Alheia à periculosidade de caminhar numa estrada nacional de costas para o trânsito, talvez porque o negro das vestes que lhe escorrem do corpo até aos pés não avizinhe nada que se possa perder além do que já foi perdido, como a alma gêmea que se faz já de sentimento erodido, segue lesta pela faixa de asfalto desgastado, no limite entre o traço contínuo, tracejado aqui e ali como locais onde por analogia se possa mudar de destino, e a berma que resvala para um empedrado, musgado, esburacado caminho por onde a água corre apenas por não ter escolha.
Na mão direita, suspensa como uma pequena lamparina a óleo alumiando as noites e os dias desprovidos de luz, dentro e fora de nós próprios, uma pequena casinha de madeira, como todas devem ser, as casas, pequenas e de madeira, onde vivam entre nós e veios mais ou menos encostados aos corpos que nos permitem colmatar a solidão de sermos por vezes ermos, transporta gentilmente uma família, sagrada.
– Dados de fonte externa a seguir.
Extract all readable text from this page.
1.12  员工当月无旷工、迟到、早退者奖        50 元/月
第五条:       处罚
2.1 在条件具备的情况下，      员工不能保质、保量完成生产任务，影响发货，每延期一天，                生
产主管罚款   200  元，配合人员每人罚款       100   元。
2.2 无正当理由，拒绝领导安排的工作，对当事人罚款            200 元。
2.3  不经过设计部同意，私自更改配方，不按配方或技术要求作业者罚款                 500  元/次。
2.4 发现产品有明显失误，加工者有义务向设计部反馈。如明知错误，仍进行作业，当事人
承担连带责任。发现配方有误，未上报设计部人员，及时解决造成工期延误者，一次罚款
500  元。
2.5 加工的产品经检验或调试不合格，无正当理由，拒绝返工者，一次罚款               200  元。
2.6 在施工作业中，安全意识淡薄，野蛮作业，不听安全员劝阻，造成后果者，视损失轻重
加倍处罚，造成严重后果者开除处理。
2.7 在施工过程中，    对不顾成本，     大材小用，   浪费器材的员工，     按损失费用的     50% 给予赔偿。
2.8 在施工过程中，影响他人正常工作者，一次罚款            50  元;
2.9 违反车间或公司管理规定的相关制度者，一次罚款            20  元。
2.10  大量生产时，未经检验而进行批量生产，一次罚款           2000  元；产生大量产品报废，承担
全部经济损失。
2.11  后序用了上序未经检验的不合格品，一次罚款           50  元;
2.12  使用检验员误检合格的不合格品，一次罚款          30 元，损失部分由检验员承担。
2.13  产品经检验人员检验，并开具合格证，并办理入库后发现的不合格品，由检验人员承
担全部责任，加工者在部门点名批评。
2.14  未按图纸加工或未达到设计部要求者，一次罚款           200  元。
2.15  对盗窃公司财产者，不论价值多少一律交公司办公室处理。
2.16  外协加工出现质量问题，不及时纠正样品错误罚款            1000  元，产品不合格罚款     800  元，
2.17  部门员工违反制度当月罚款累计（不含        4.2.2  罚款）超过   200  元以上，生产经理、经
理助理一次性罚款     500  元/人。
Dentro do cubículo, às escuras pelas portadas fechadas, carinhosamente presas com uma chave minúscula onde uma meia volta chega para que não vá o Pequeno dar de olhos com o estado em que o mundo está, seguem, com um ou outro solavanco, as imagens assentes no soalho. Parecem adormecer no ritmo da caminhada, talvez descansando da última estada ou embevecidas da pobre esmola ofertada, como é oração de pobre que do bolso tira nada e talvez por isso chegue mais depressa ao céu.
Ajeita o lenço negro que, na cabeça, acalenta as cãs, puxando-o para o queixo, não sei se pelo frio que os carros em velocidade acelerada trazem no rasto, se pelo pudor de se ter corpo há muito não afagado, além do borralho e da noite consoada com o Porto e o pão de ló. Continua a caminhada, a sagrada família como companhia, talvez até como único motivo de ver nascer o dia, os carros tangem-lhe os passos, mas nada abala o pé de quem se deixa carregar aos ombros da fé.
Não há destinatários, nem lares, que acolham tal presença, o mundo já não é de quem em Deus acredita, vale tudo sobre a palavra dita. Por isso, após ronda sobre as casas usuais, chegada a casa, o portão de madeira apodrecida na beira do caminho permanentemente aberto, e é assim que está certo, corre para dentro. Os cavacos secos rapidamente abandonam o estio e estalam escancarando as entranhas secas, ajudados pelas pinhas, abrindo caminho ao fogo que começara a aquecer a cozinha. Assegurado o ar um pouco mais quente, a portinhola aberta com todo o cuidado para a claridade não ferir os olhos dos modestos habitantes, a lamparina acesa em frente ao pequeno oratório, as mãos em concha na malga onde a boroa sorve boiando o negro ascenso café, recita-se a ladainha orada de olhos fechados para que não se distraia a devoção e assim se deixa o dia despedir em paz. Ou talvez seja a solidão a esconder-se na religião, tanto faz.
A noite encarrega-se de nos trazer o frio, os cavacos exaustos desenrubesceram e para que não se constipe o mundo, o menino Jesus, olhando em redor, deixa a mão do Pai e vai, pé ante pé, resguardado no olhar enternecido da Mãe, puxar o xaile que resvalara ao chão da cozinha para as pernas da velhota, que recita no hiato entre o sono adormecido e o profundo «Possamos depois bendizer-vos por toda a eternidade no Céu» e o petiz Jesus, já no portátil oratório remata num sorriso maroto e cândido «Ámen».